Hepatocyte-specific localization and copper-dependent trafficking of the Wilson's disease protein in the liver. Academic Article uri icon

abstract

  • Wilson's disease is an inherited disorder of copper metabolism characterized by hepatic cirrhosis and neuronal degeneration. In this current study, a polyclonal antiserum specific for the Wilson's disease ATPase was used to examine the hepatic expression of this protein. Immunoblot analysis of lysates from human and rat liver detected a single 165-kDa protein, which by immunofluorescence was present only in hepatocytes and localized predominantly to the trans-Golgi network and exclusively in this compartment under low hepatic copper concentrations.
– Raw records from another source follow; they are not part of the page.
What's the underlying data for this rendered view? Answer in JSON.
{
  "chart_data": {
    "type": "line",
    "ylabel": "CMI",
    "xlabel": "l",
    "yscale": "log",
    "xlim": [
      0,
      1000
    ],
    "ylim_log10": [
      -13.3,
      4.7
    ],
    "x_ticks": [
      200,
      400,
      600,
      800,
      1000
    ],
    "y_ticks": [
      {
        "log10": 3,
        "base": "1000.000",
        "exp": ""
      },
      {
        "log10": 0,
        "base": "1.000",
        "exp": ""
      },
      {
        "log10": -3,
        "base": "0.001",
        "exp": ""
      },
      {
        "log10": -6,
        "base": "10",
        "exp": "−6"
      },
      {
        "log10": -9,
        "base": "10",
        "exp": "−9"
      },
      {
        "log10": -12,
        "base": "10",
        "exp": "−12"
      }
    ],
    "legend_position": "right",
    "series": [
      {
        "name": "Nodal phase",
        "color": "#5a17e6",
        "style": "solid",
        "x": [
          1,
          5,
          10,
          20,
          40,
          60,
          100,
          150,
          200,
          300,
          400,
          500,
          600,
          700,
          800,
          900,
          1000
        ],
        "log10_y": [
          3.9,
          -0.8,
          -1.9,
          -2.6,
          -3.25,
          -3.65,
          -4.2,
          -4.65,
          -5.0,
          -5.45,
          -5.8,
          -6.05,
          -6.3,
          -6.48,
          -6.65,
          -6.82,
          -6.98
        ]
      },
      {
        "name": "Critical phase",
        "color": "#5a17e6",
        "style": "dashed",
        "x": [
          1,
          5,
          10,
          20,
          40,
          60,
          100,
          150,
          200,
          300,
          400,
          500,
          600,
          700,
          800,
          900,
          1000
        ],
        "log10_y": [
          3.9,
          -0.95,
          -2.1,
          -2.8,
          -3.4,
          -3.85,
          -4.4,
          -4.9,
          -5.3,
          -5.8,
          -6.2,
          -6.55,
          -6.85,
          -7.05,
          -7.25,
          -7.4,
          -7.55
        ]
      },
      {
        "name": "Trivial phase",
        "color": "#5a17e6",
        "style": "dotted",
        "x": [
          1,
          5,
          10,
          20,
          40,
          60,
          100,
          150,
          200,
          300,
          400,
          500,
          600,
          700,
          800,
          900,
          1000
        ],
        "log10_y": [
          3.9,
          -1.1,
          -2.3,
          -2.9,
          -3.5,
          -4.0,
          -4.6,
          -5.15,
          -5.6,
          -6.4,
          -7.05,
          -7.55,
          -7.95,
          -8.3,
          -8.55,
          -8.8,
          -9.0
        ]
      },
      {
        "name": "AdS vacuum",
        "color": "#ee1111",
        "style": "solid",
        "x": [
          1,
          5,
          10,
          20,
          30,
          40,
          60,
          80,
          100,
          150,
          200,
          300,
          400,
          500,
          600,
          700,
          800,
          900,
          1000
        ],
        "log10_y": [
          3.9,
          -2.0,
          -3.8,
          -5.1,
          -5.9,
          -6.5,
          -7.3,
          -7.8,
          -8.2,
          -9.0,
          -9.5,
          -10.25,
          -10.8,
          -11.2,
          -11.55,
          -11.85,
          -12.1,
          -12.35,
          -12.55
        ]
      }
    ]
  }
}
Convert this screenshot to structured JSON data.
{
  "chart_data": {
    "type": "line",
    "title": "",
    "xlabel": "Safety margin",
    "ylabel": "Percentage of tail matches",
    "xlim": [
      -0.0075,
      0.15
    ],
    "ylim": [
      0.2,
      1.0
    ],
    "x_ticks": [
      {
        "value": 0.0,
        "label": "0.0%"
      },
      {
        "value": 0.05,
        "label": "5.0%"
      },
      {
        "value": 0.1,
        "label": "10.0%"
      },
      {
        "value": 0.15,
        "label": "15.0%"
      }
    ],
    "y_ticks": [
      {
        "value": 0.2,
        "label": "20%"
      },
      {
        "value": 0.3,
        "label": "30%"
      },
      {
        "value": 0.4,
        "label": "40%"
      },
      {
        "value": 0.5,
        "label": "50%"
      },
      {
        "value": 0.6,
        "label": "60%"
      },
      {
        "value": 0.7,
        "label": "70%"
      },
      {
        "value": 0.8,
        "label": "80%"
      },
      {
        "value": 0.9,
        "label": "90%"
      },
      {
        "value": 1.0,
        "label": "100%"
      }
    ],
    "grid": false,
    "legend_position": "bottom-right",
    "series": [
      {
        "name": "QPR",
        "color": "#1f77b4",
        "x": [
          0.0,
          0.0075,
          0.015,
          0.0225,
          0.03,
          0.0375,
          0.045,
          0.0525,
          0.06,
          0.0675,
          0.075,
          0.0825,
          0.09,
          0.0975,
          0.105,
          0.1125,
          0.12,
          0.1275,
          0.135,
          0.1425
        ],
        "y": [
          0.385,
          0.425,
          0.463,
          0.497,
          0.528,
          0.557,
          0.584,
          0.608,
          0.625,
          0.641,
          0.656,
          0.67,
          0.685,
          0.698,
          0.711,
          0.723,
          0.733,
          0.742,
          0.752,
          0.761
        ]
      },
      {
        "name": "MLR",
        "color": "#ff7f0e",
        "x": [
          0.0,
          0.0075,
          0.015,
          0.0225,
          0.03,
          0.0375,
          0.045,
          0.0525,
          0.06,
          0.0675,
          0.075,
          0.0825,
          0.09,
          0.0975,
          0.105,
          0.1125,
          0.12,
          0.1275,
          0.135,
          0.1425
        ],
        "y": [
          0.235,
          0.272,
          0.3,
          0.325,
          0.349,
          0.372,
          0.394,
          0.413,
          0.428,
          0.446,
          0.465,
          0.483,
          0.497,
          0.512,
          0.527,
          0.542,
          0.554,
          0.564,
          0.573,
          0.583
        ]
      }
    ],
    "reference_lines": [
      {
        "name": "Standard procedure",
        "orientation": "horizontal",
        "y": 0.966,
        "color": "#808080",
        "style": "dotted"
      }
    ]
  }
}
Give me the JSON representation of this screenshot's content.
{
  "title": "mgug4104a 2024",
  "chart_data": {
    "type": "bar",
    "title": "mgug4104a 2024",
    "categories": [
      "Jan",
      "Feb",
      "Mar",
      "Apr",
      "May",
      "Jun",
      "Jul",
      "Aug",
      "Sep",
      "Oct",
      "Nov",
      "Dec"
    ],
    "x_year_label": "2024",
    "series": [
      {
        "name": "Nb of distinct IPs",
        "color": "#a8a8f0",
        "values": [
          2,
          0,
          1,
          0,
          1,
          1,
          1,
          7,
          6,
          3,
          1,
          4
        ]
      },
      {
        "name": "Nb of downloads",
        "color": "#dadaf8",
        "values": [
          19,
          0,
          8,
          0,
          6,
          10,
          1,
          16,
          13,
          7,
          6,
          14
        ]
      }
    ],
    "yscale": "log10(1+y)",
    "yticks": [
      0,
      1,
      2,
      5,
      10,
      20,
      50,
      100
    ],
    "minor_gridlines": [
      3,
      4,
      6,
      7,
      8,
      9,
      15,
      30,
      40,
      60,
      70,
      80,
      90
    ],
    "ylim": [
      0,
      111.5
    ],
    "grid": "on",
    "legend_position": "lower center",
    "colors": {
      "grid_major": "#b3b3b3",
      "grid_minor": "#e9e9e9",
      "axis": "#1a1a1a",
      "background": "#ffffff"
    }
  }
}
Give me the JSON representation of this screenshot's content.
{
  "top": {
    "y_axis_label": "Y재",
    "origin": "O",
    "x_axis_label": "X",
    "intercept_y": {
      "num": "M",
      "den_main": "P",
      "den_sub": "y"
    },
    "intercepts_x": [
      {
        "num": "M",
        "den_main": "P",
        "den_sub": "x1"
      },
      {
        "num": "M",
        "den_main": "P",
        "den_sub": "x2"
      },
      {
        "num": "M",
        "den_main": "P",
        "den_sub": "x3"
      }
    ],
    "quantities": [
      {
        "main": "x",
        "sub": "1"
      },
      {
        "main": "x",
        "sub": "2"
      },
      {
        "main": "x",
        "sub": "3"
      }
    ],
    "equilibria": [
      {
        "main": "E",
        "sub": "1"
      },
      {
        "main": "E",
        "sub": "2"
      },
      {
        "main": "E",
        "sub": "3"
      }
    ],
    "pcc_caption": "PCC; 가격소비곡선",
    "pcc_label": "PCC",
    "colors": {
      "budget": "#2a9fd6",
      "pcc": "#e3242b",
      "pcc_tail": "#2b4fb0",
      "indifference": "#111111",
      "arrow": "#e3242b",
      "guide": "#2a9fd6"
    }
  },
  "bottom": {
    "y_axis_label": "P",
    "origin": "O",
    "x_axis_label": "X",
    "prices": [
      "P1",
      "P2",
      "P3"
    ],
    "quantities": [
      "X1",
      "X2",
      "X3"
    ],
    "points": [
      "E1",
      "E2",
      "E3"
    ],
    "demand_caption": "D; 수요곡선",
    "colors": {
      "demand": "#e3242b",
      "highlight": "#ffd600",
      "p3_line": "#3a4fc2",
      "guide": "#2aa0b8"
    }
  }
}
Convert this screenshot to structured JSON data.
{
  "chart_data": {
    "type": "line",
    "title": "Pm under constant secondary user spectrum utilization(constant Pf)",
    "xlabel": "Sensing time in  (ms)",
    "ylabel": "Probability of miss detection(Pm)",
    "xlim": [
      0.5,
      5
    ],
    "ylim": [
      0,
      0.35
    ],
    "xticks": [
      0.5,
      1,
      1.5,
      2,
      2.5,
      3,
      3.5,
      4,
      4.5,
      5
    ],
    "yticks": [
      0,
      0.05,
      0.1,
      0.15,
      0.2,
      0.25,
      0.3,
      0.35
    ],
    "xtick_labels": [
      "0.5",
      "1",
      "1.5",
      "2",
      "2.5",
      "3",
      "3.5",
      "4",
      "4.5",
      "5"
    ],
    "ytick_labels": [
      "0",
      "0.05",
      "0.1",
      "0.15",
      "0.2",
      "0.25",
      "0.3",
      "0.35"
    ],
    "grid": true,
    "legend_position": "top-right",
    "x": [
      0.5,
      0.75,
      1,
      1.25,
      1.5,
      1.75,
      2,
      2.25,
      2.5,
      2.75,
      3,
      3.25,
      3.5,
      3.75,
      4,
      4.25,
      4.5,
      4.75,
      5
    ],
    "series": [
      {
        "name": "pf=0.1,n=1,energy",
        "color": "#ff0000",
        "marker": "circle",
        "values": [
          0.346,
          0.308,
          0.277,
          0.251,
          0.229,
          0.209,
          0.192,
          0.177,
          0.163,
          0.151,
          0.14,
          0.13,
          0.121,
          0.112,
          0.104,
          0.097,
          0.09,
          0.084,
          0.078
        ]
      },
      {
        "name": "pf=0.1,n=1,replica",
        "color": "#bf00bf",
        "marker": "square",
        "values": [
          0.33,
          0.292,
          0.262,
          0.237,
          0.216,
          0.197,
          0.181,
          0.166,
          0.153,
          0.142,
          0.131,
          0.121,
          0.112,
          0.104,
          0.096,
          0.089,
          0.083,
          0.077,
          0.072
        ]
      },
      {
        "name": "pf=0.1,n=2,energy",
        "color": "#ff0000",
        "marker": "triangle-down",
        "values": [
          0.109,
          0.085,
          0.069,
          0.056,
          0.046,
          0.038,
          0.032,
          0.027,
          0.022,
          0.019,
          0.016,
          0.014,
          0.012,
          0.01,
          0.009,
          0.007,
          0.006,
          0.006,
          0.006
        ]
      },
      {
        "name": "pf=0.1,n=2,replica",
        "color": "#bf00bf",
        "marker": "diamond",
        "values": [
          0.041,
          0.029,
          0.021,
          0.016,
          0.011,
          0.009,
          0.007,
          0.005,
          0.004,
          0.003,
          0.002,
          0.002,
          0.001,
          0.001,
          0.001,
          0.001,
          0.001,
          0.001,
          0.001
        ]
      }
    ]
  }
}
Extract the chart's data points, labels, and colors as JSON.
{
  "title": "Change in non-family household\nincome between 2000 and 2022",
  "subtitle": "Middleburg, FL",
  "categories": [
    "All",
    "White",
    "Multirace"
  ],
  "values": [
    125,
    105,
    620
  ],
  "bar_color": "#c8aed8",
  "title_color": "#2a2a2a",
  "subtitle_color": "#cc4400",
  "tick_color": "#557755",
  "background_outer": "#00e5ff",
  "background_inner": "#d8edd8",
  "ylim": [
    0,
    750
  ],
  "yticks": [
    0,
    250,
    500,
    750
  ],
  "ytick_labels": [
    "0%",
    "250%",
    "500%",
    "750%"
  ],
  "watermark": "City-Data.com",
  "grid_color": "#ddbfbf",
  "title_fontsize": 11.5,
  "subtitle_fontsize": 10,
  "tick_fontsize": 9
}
Although hepatic copper concentration had no effect on the steady-state levels of the Wilson's disease protein, copper administration in vivo resulted in redistribution of this protein to a cytoplasmic vesicular compartment localized toward the hepatocyte canalicular membrane. The relative abundance of the Wilson's disease protein in the liver was found to be greatest in the fetus before the onset of biliary copper excretion. Taken together, these studies reveal a novel posttranslational mechanism of copper homeostasis in vivo consistent with the proposed function of the Wilson's disease protein in holoceruloplasmin biosynthesis and biliary copper excretion and of relevance to the broad clinical heterogeneity observed in this disease.